Consumers who read news on social media have higher risks of ‘information bubbles’

A new study about news-seeking behaviour explains that people who choose social media to read news and seek information have higher risks of getting trapped in collective ‘information bubble’ compared to people who use search engines.
Indiana University researchers recently published in the open-access online journal PeerJ Computer Science a new study called “Measuring online social bubbles”. The study analysed over 100 million Web clicks and 1.3 billion public posts on social media and found out interesting aspects concerning the ‘social bubbles’.
“These findings provide the first large-scale empirical comparison between the diversity of information sources reached through different types of online activity,” explains the doctoral student Dimitar Nikolov, School of Informatics and Computing at IU Bloomington, lead author of the study. “Our analysis shows that people collectively access information from a significantly narrower range of sources on social media compared to search engines.”
IU researchers created an innovative method to analyse and measure the diversity of information accessed over the different media. The process assigned certain scores according to the way in which users’ clicks from social media and search engines were distributed across and redirected to millions of sites.
Higher score indicated that the traffic was distributed across many different sites; lower score, instead, meant that user clicks redirected to fewer sites. A single click on website A and seven click on website B, for instance, would generate less points, and consequently a lower score, than four clicks on website A and four clicks on website B.
The study found out that people using social media to read news and acquire information scored drastically lower in terms of diversity of their information sources when compared to users who used search engines to acquire information.

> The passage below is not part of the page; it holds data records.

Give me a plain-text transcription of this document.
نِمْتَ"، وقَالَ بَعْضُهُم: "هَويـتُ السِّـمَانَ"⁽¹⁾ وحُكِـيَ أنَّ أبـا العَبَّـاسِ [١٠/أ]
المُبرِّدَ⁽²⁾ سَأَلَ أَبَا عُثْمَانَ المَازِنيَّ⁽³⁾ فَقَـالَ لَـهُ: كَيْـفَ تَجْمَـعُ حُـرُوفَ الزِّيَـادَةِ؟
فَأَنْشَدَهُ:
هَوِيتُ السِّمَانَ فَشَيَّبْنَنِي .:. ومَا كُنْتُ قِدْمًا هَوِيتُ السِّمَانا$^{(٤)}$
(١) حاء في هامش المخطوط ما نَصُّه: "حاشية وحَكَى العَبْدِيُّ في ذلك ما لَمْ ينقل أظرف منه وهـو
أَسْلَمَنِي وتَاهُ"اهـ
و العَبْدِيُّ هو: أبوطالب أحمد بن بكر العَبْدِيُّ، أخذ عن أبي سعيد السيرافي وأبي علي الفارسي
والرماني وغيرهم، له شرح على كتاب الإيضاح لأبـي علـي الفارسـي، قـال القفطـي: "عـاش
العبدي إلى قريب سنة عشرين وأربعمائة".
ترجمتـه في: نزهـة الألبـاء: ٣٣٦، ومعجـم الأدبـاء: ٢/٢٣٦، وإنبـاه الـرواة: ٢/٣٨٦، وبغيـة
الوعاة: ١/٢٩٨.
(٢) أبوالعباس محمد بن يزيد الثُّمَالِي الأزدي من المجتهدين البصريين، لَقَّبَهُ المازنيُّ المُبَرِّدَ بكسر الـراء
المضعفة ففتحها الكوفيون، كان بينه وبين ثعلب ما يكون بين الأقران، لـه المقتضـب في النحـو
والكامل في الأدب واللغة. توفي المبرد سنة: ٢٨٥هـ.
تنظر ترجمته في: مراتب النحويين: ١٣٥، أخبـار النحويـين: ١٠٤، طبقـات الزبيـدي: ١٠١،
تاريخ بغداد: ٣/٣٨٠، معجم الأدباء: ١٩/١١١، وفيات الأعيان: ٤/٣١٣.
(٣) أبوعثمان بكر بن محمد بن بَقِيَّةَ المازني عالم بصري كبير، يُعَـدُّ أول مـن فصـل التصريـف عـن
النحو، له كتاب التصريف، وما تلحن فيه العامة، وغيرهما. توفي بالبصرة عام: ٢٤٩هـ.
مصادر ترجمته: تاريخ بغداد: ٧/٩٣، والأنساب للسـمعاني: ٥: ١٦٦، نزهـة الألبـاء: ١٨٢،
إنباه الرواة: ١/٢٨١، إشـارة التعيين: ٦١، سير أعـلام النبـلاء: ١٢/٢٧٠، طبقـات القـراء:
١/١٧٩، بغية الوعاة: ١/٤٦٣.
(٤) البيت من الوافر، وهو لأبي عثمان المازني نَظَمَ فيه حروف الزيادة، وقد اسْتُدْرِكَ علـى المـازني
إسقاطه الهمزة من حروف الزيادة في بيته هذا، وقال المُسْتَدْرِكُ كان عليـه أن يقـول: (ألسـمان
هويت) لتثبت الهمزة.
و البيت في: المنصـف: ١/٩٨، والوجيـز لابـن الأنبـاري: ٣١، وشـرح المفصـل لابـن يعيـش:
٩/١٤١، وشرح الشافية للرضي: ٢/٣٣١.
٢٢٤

The findings express the growth of a “collective social bubble” where news are shared in restrained environment in communities of like-minded individuals, explains Nikolov, underlining a trend in the current media consumption landscape where “the discovery of information is being transformed from an individual to a social endeavour.”
Nikolov then added that people who acquire information in this way often ignore the fact that the information they are acquiring are filtered by social media communities, using as sources friends’ posts and shared contents.
“The rapid adoption of the Web as both a source of knowledge and social space has made it ever more difficult for people to manage the constant stream of news and information arriving on their screens,” explained the co-author Filippo Menczer, director of the Center for Complex Networks and Systems Research, professor of informatics and computing and member of the IU Network Science Institute. “These results suggest the conflation of these previously distinct activities may be contributing to a growing ‘bubble effect’ in information consumption.”
The study was based on three main massive sources of information concerning the web browsing. The first one was an anonymous database, compiled by the Center for Complex Networks and Systems Research, containing the Web Searches of 100,000 users at IU between 2006 and 2010; the second source was a dataset containing 18,000,000 clicks on the AOL search engine by over half million users in 2006; the third source, finally, involved 1.3 billion public posts containing links shared on Twitter between April 2013 and April 2014 by over 89,000,000 people.
“Compared to a baseline of information seeking activities, this evidence shows, empirically, that social media does in fact expose communities and individuals to a significantly narrower range of news sources, despite the many information channels on the medium,” Nikolov added.